I've built a custom model with caret
using vglm()
from VGAM
. It works fine with simple effects but when I try to add interactions it fails with a object 'x1:x2' not found
error message, where x1
and x2
are predictor variables that I've entered into the model as an interaction. The problem has to do with the predictions, and unless I'm mistaken it seems to occur because either predict.train
or predictvglm
tries to use x1:x2
to predict classes.
I've provided a working example below.
# Set up data
set.seed(123)
n <- 100
x1 <- rnorm(n, 175, 7)
x2 <- rnorm(n, 30, 8)
cont <- 0.5 * x1 - 0.3 * x2 + 10 + rnorm(n, 0, 6)
y <- cut(cont, breaks = quantile(cont), include.lowest = TRUE,
labels = c("A", "B", "C", "D"), ordered = TRUE)
d <- data.frame(x1, x2, y)
# My custom caret function
vglmTrain <- list(
label = "VGAM prop odds",
library = "VGAM",
loop = NULL,
type = "Classification",
parameters = data.frame(parameter = "parameter",
class = "character",
label = "parameter"),
grid = function(x, y,
len = NULL, search = "grid") data.frame(parameter = "none"),
fit = function(x, y, wts, param, lev, last, classProbs, ...) {
dat <- if(is.data.frame(x)) x else as.data.frame(x)
dat$.outcome <- y
if(!is.null(wts))
{
out <- vglm(.outcome ~ ., propodds, data = dat, weights = wts, ...)
} else {
out <- vglm(.outcome ~ ., propodds, data = dat, ...)
}
out
},
predict = function(modelFit, newdata, preProc = NULL, submodels = NULL) {
probs <- predict(modelFit, data.frame(newdata), type = "response")
predClass <- function (x) {
n <- colnames(x)
factor(as.vector(apply(x, 1, which.max)),
levels = 1:length(n),
labels = n)
}
predClass(probs)
},
prob = function(modelFit, newdata, preProc = NULL, submodels = NULL)
predict(modelFit, data.frame(newdata), type = "response"),
predictors = function(x, ...) names(attributes(terms(x))$dataClasses[-1]),
levels = function(x) x@misc$ynames,
sort = function(x) x)
Now if I try to use the function, it exits with an error if I supply the formula with an interaction.
# Load caret
library(caret)
ctrl <- trainControl(method = "cv", number = 2, verboseIter = T)

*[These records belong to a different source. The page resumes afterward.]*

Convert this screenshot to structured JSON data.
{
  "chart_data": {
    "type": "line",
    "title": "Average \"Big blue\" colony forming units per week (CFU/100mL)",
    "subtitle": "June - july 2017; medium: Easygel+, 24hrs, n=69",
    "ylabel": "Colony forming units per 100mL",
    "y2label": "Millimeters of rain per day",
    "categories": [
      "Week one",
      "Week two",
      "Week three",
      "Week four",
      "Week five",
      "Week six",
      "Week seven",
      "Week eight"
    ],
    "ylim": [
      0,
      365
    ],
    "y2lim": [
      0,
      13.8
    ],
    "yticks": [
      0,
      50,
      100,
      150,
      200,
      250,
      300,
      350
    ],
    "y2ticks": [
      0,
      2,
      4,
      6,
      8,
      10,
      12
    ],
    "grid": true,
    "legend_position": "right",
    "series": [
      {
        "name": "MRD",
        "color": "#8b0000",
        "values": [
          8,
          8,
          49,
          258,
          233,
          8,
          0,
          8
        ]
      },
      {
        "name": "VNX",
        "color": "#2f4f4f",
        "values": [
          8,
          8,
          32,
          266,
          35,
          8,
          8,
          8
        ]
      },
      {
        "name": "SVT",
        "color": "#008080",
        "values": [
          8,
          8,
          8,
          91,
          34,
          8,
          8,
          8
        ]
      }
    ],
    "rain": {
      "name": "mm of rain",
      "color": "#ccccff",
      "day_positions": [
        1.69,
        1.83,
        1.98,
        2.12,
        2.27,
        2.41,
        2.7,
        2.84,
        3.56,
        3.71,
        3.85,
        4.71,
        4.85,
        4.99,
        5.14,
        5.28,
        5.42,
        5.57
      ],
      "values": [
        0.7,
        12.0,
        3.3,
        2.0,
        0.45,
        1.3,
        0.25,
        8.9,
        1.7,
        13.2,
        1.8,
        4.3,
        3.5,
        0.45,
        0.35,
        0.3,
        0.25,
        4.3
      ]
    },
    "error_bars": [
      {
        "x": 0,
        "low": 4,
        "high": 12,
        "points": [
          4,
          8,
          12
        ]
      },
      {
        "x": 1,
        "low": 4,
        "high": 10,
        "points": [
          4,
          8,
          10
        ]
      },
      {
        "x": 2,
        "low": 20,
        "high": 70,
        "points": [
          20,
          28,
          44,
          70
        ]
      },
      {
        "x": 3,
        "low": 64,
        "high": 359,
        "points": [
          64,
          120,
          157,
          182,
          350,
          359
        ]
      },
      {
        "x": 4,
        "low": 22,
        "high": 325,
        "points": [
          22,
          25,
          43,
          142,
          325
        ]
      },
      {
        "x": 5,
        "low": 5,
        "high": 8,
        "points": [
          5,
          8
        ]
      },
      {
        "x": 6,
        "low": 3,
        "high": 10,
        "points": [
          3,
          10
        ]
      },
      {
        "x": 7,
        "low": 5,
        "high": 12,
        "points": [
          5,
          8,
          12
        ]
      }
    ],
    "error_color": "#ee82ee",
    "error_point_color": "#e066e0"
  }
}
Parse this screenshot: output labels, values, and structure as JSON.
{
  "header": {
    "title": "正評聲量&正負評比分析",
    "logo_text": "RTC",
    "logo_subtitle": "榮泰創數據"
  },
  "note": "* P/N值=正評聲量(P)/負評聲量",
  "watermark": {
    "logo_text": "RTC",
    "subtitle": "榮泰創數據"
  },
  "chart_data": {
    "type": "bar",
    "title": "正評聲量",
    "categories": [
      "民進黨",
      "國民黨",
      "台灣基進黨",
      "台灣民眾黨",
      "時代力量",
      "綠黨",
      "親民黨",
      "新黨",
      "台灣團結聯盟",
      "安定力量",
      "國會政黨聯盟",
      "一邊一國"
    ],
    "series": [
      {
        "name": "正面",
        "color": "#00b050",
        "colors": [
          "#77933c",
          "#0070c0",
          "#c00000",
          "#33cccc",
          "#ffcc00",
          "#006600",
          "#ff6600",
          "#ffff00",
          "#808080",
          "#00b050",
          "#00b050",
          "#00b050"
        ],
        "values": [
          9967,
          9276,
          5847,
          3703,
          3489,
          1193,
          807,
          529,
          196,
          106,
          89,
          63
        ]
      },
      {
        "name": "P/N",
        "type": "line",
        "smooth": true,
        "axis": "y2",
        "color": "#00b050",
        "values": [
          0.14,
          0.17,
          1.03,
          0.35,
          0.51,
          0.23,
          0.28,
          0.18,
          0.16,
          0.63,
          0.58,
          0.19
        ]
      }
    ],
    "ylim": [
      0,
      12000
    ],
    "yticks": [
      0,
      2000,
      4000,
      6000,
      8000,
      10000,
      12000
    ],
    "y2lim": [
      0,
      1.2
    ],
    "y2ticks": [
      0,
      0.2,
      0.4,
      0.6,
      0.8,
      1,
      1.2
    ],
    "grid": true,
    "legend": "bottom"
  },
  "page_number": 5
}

# A model with no interactions - works
f1 <- train(y ~ x1 + x2, data = d,
method = vglmTrain,
trControl = ctrl)
# A model with interactions - fails
f2 <- train(y ~ x1*x2, data = d,
method = vglmTrain,
trControl = ctrl)
Error in train.default(x, y, weights = w, ...) : Stopping
In addition: Warning messages:
1: In eval(expr, envir, enclos) :
predictions failed for Fold1: parameter=none Error in eval(expr, envir, enclos) : object 'x1:x2' not found
2: In eval(expr, envir, enclos) :
predictions failed for Fold2: parameter=none Error in eval(expr, envir, enclos) : object 'x1:x2' not found
3: In nominalTrainWorkflow(x = x, y = y, wts = weights, info = trainInfo, :
There were missing values in resampled performance measures.
Here's my sessionInfo():
> sessionInfo()
R version 3.2.4 (2016-03-10)
Platform: x86_64-w64-mingw32/x64 (64-bit)

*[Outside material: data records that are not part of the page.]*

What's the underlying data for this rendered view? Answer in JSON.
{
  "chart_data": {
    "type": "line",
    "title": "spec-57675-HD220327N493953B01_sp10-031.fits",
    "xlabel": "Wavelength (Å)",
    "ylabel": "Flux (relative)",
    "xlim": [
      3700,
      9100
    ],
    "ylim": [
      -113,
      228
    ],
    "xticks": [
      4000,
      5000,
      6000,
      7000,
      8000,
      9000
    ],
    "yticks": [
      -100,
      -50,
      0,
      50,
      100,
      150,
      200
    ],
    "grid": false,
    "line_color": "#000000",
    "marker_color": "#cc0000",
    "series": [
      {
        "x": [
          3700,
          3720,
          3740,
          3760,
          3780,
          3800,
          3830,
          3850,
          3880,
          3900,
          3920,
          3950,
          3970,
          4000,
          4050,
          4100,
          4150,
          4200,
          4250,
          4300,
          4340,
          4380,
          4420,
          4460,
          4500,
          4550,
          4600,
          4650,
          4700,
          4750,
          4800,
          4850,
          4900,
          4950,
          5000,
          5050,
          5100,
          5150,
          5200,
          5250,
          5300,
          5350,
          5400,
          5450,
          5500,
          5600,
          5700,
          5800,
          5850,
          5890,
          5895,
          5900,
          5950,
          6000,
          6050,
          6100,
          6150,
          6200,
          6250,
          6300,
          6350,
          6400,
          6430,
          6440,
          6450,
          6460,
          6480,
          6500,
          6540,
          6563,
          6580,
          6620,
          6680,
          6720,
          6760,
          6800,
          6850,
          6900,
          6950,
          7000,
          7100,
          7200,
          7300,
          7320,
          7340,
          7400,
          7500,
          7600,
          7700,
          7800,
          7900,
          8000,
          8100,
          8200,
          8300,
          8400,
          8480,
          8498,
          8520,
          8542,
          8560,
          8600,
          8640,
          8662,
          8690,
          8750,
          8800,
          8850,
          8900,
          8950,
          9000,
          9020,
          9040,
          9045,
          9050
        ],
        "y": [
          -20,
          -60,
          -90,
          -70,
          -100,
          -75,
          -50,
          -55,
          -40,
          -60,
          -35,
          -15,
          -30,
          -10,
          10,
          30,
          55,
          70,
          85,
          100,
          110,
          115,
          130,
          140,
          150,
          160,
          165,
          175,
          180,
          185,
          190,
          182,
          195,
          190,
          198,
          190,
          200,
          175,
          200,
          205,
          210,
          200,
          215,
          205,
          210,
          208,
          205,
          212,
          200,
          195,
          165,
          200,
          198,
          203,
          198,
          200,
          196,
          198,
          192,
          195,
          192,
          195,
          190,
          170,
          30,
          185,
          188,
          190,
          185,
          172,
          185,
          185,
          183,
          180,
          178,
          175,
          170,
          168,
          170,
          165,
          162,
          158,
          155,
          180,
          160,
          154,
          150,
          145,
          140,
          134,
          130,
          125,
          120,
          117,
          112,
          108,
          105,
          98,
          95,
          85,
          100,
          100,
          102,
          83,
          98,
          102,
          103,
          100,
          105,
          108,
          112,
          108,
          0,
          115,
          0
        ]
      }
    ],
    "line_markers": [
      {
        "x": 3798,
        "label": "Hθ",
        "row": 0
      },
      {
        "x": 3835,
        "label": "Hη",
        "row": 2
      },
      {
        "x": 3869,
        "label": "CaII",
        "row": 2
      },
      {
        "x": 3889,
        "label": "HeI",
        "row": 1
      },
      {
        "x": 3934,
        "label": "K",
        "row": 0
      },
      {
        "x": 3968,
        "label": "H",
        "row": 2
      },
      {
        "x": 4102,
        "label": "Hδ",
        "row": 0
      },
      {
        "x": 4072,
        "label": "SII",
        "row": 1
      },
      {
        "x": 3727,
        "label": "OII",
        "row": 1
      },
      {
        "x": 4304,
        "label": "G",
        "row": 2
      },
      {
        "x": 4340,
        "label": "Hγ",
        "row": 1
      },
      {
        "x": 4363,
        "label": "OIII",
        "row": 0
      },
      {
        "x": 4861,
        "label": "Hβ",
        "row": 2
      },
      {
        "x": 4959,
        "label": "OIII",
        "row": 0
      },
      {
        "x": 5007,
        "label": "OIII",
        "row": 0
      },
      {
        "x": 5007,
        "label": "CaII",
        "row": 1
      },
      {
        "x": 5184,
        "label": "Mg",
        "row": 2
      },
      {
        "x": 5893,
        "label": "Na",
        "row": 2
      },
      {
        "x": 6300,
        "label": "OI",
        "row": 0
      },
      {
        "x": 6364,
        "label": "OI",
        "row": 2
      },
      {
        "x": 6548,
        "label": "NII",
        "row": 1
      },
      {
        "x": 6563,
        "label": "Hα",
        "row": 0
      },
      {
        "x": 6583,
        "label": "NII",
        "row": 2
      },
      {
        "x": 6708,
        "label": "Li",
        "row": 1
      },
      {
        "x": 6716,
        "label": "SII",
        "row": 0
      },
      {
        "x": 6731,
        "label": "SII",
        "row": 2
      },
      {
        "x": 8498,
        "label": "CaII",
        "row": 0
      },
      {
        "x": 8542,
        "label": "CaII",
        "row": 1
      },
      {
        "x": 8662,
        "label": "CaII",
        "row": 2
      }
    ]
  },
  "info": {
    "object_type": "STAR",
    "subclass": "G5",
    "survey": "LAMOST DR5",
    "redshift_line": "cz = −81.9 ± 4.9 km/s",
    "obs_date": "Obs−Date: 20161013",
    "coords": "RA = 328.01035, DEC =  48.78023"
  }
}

Running under: Windows >= 8 x64 (build 9200)
locale:
[1] LC_COLLATE=English_United States.1252 LC_CTYPE=English_United States.1252 LC_MONETARY=English_United States.1252 LC_NUMERIC=C
[5] LC_TIME=English_United States.1252
attached base packages:
[1] splines stats4 stats graphics grDevices utils datasets methods base
other attached packages:
[1] VGAM_1.0-0 caret_6.0-64 ggplot2_2.1.0 lattice_0.20-33
loaded via a namespace (and not attached):
[1] Rcpp_0.12.3 magrittr_1.5 MASS_7.3-45 munsell_0.4.3 colorspace_1.2-6 foreach_1.4.3 minqa_1.2.4 stringr_1.0.0 car_2.1-1
[10] plyr_1.8.3 tools_3.2.4 nnet_7.3-12 pbkrtest_0.4-6 parallel_3.2.4 grid_3.2.4 gtable_0.2.0 nlme_3.1-125 mgcv_1.8-12
[19] quantreg_5.21 e1071_1.6-7 class_7.3-14 MatrixModels_0.4-1 iterators_1.0.8 lme4_1.1-11 Matrix_1.2-3 nloptr_1.0.4 reshape2_1.4.1
[28] codetools_0.2-14 stringi_1.0-1 compiler_3.2.4 scales_0.4.0 SparseM_1.7
Does anybody have any idea how to fix this?